Capucine* is a 23-year-old single mother. Having dropped out of school, she has since returned to year 11 and hopes to complete high school in two years so she can better provide for her 4-year-old daughter.
Every morning, Capucine puts on her school uniform and her daughter’s and walks her to school. “I want to be the best mother to Eléa*. She’s the one who makes me want to keep living,” says Capucine.
Capucine has endured a lot but has emerged stronger and braver for the sake of Eléa.
When she was 18, she got pregnant. It brought shame to her family, so her mother kicked Capucine out.
Capucine came to Bujumbura to search for work but couldn’t find any. A married friend of hers offered to host her and the baby. After a while, Capucine could no longer cope with the husband’s sexual advances and moved out. “I didn’t want to break my friend’s marriage, so I left. I knew I had nowhere to go but to live on the streets,” she said.
At one stage, she got work on a construction site. Although it took its toll on her, it meant she could now feed Eléa. Whilst working, she could ‘live’ in one of the unfinished houses. A fellow worker then encouraged her to return to school.

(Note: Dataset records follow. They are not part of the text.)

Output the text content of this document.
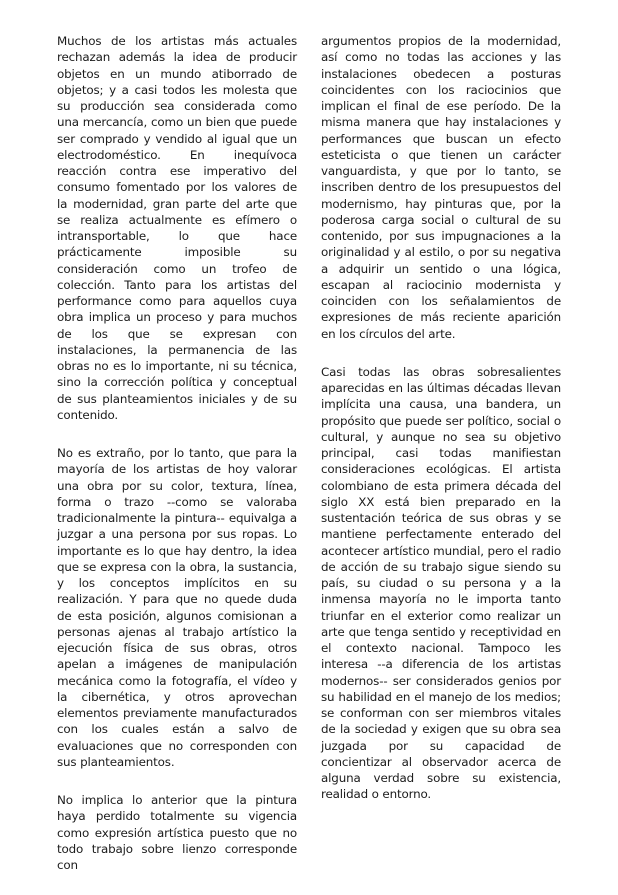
Muchos de los artistas más actuales rechazan además la idea de producir objetos en un mundo atiborrado de objetos; y a casi todos les molesta que su producción sea considerada como una mercancía, como un bien que puede ser comprado y vendido al igual que un electrodoméstico. En inequívoca reacción contra ese imperativo del consumo fomentado por los valores de la modernidad, gran parte del arte que se realiza actualmente es efímero o intransportable, lo que hace prácticamente imposible su consideración como un trofeo de colección. Tanto para los artistas del performance como para aquellos cuya obra implica un proceso y para muchos de los que se expresan con instalaciones, la permanencia de las obras no es lo importante, ni su técnica, sino la corrección política y conceptual de sus planteamientos iniciales y de su contenido.

No es extraño, por lo tanto, que para la mayoría de los artistas de hoy valorar una obra por su color, textura, línea, forma o trazo --como se valoraba tradicionalmente la pintura-- equivalga a juzgar a una persona por sus ropas. Lo importante es lo que hay dentro, la idea que se expresa con la obra, la sustancia, y los conceptos implícitos en su realización. Y para que no quede duda de esta posición, algunos comisionan a personas ajenas al trabajo artístico la ejecución física de sus obras, otros apelan a imágenes de manipulación mecánica como la fotografía, el vídeo y la cibernética, y otros aprovechan elementos previamente manufacturados con los cuales están a salvo de evaluaciones que no corresponden con sus planteamientos.

No implica lo anterior que la pintura haya perdido totalmente su vigencia como expresión artística puesto que no todo trabajo sobre lienzo corresponde con

argumentos propios de la modernidad, así como no todas las acciones y las instalaciones obedecen a posturas coincidentes con los raciocinios que implican el final de ese período. De la misma manera que hay instalaciones y performances que buscan un efecto esteticista o que tienen un carácter vanguardista, y que por lo tanto, se inscriben dentro de los presupuestos del modernismo, hay pinturas que, por la poderosa carga social o cultural de su contenido, por sus impugnaciones a la originalidad y al estilo, o por su negativa a adquirir un sentido o una lógica, escapan al raciocinio modernista y coinciden con los señalamientos de expresiones de más reciente aparición en los círculos del arte.

Casi todas las obras sobresalientes aparecidas en las últimas décadas llevan implícita una causa, una bandera, un propósito que puede ser político, social o cultural, y aunque no sea su objetivo principal, casi todas manifiestan consideraciones ecológicas. El artista colombiano de esta primera década del siglo XX está bien preparado en la sustentación teórica de sus obras y se mantiene perfectamente enterado del acontecer artístico mundial, pero el radio de acción de su trabajo sigue siendo su país, su ciudad o su persona y a la inmensa mayoría no le importa tanto triunfar en el exterior como realizar un arte que tenga sentido y receptividad en el contexto nacional. Tampoco les interesa --a diferencia de los artistas modernos-- ser considerados genios por su habilidad en el manejo de los medios; se conforman con ser miembros vitales de la sociedad y exigen que su obra sea juzgada por su capacidad de concientizar al observador acerca de alguna verdad sobre su existencia, realidad o entorno.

She did so, and the community beautifully rallied around her. People volunteered to care for Eléa during school hours, and when Eléa started, they helped to buy her school materials and contribute towards her school fees. “If it weren’t for this community, my daughter and I wouldn’t have survived,” said Capucine.
GLO Partner Greenland Alliance identifies vulnerable people who have ideas that can generate income. They support them through their Bihinduke Solidarity Groups by providing holistic training and loans (Bihinduke means ‘changed situation’ and comes from the word for ‘transform’). Capucine became involved with one of these groups and is now one of many women who have received a loan. She rents a small plot of land where she grows vegetables she can sell at the market.

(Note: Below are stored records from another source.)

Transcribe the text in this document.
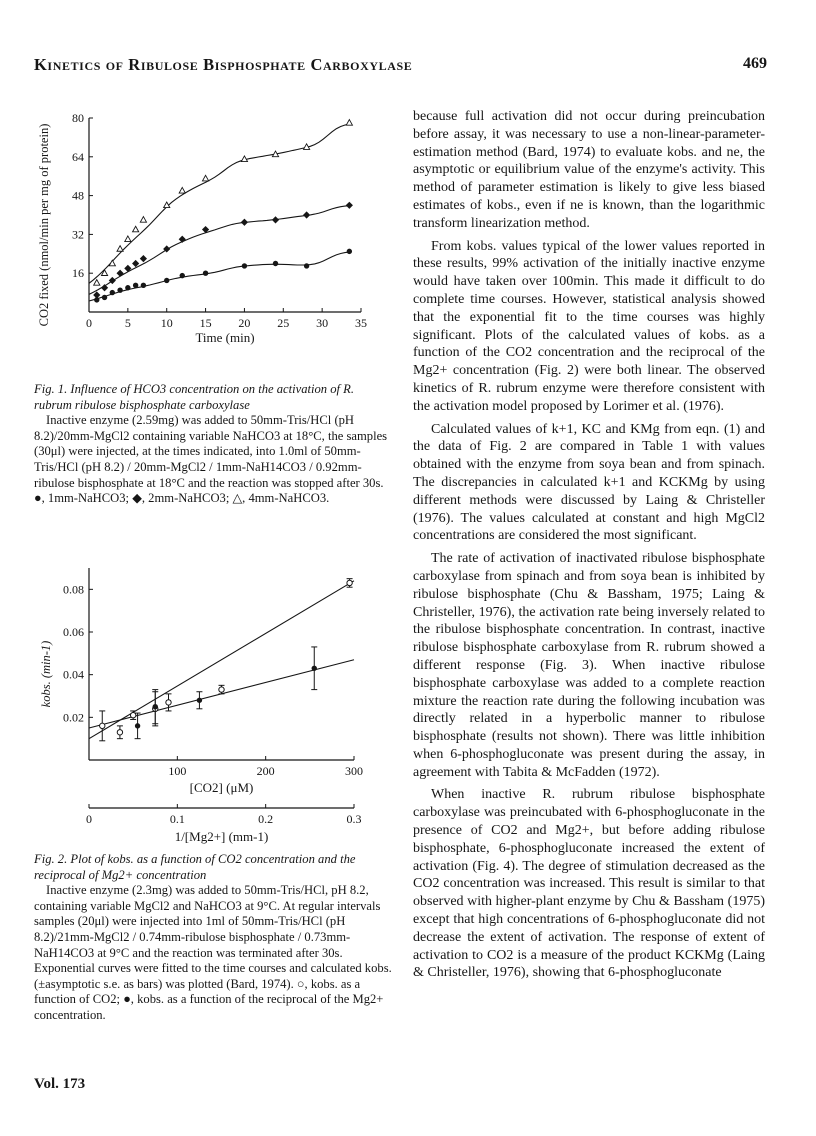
Kinetics of Ribulose Bisphosphate Carboxylase	469
0	5 10 15 20 25 30 35
16
32
48
64
80
Time (min)
CO2 fixed (nmol/min per mg of protein)
Fig. 1. Influence of HCO3 concentration on the activation of R. rubrum ribulose bisphosphate carboxylase
Inactive enzyme (2.59mg) was added to 50mm-Tris/HCl (pH 8.2)/20mm-MgCl2 containing variable NaHCO3 at 18°C, the samples (30μl) were injected, at the times indicated, into 1.0ml of 50mm-Tris/HCl (pH 8.2) / 20mm-MgCl2 / 1mm-NaH14CO3 / 0.92mm-ribulose bisphosphate at 18°C and the reaction was stopped after 30s. ●, 1mm-NaHCO3; ◆, 2mm-NaHCO3; △, 4mm-NaHCO3.
0.02
0.04
0.06
0.08
100	200	300
[CO2] (μM)
0	0.1	0.2	0.3
1/[Mg2+] (mm-1)
kobs. (min-1)
Fig. 2. Plot of kobs. as a function of CO2 concentration and the reciprocal of Mg2+ concentration
Inactive enzyme (2.3mg) was added to 50mm-Tris/HCl, pH 8.2, containing variable MgCl2 and NaHCO3 at 9°C. At regular intervals samples (20μl) were injected into 1ml of 50mm-Tris/HCl (pH 8.2)/21mm-MgCl2 / 0.74mm-ribulose bisphosphate / 0.73mm-NaH14CO3 at 9°C and the reaction was terminated after 30s. Exponential curves were fitted to the time courses and calculated kobs. (±asymptotic s.e. as bars) was plotted (Bard, 1974). ○, kobs. as a function of CO2; ●, kobs. as a function of the reciprocal of the Mg2+ concentration.

because full activation did not occur during preincubation before assay, it was necessary to use a non-linear-parameter-estimation method (Bard, 1974) to evaluate kobs. and ne, the asymptotic or equilibrium value of the enzyme's activity. This method of parameter estimation is likely to give less biased estimates of kobs., even if ne is known, than the logarithmic transform linearization method.

From kobs. values typical of the lower values reported in these results, 99% activation of the initially inactive enzyme would have taken over 100min. This made it difficult to do complete time courses. However, statistical analysis showed that the exponential fit to the time courses was highly significant. Plots of the calculated values of kobs. as a function of the CO2 concentration and the reciprocal of the Mg2+ concentration (Fig. 2) were both linear. The observed kinetics of R. rubrum enzyme were therefore consistent with the activation model proposed by Lorimer et al. (1976).

Calculated values of k+1, KC and KMg from eqn. (1) and the data of Fig. 2 are compared in Table 1 with values obtained with the enzyme from soya bean and from spinach. The discrepancies in calculated k+1 and KCKMg by using different methods were discussed by Laing & Christeller (1976). The values calculated at constant and high MgCl2 concentrations are considered the most significant.

The rate of activation of inactivated ribulose bisphosphate carboxylase from spinach and from soya bean is inhibited by ribulose bisphosphate (Chu & Bassham, 1975; Laing & Christeller, 1976), the activation rate being inversely related to the ribulose bisphosphate concentration. In contrast, inactive ribulose bisphosphate carboxylase from R. rubrum showed a different response (Fig. 3). When inactive ribulose bisphosphate carboxylase was added to a complete reaction mixture the reaction rate during the following incubation was directly related in a hyperbolic manner to ribulose bisphosphate (results not shown). There was little inhibition when 6-phosphogluconate was present during the assay, in agreement with Tabita & McFadden (1972).

When inactive R. rubrum ribulose bisphosphate carboxylase was preincubated with 6-phosphogluconate in the presence of CO2 and Mg2+, but before adding ribulose bisphosphate, 6-phosphogluconate increased the extent of activation (Fig. 4). The degree of stimulation decreased as the CO2 concentration was increased. This result is similar to that observed with higher-plant enzyme by Chu & Bassham (1975) except that high concentrations of 6-phosphogluconate did not decrease the extent of activation. The response of extent of activation to CO2 is a measure of the product KCKMg (Laing & Christeller, 1976), showing that 6-phosphogluconate

Vol. 173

Though Capucine is in school, works at a construction site, and owns a small business, she does not earn enough to sustain all her needs; “I still can’t afford to pay rent or afford school fees for my daughter.”

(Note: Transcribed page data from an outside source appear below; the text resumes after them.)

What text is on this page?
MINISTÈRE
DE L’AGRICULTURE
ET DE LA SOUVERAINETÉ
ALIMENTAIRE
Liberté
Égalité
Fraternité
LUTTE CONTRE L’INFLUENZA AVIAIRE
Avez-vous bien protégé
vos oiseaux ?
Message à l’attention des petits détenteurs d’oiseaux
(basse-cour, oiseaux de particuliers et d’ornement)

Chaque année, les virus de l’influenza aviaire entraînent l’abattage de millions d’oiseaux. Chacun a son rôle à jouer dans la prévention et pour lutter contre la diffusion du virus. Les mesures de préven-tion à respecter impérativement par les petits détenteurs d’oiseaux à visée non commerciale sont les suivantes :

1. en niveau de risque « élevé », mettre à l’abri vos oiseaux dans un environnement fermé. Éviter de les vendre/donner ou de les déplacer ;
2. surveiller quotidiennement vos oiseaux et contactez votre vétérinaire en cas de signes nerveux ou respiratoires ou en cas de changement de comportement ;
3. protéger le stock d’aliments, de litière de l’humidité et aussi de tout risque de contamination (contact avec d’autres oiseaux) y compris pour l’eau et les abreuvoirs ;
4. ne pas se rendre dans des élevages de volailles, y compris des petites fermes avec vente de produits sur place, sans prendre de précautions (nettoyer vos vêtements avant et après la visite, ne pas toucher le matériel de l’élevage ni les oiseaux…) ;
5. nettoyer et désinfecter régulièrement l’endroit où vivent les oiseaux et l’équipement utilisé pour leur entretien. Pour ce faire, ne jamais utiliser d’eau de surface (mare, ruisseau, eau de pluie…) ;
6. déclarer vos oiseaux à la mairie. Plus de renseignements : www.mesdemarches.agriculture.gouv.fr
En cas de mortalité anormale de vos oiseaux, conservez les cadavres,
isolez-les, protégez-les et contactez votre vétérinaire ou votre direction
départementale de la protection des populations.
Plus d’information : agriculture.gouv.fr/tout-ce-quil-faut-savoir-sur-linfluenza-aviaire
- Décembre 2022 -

It’s just a matter of time before the house she lives in finishes construction, and then she will have to move out. She is worried about where she will move next. She hopes to find support to finish her studies and provide a safe home for her daughter.
Capucine is now a faithful leader of one of the Bihinduke Solidarity Groups. Under her leadership, her group has reached over £400/$470 in profit. Her story is just one among many as Greenland Alliance works to support women at risk in Burundi.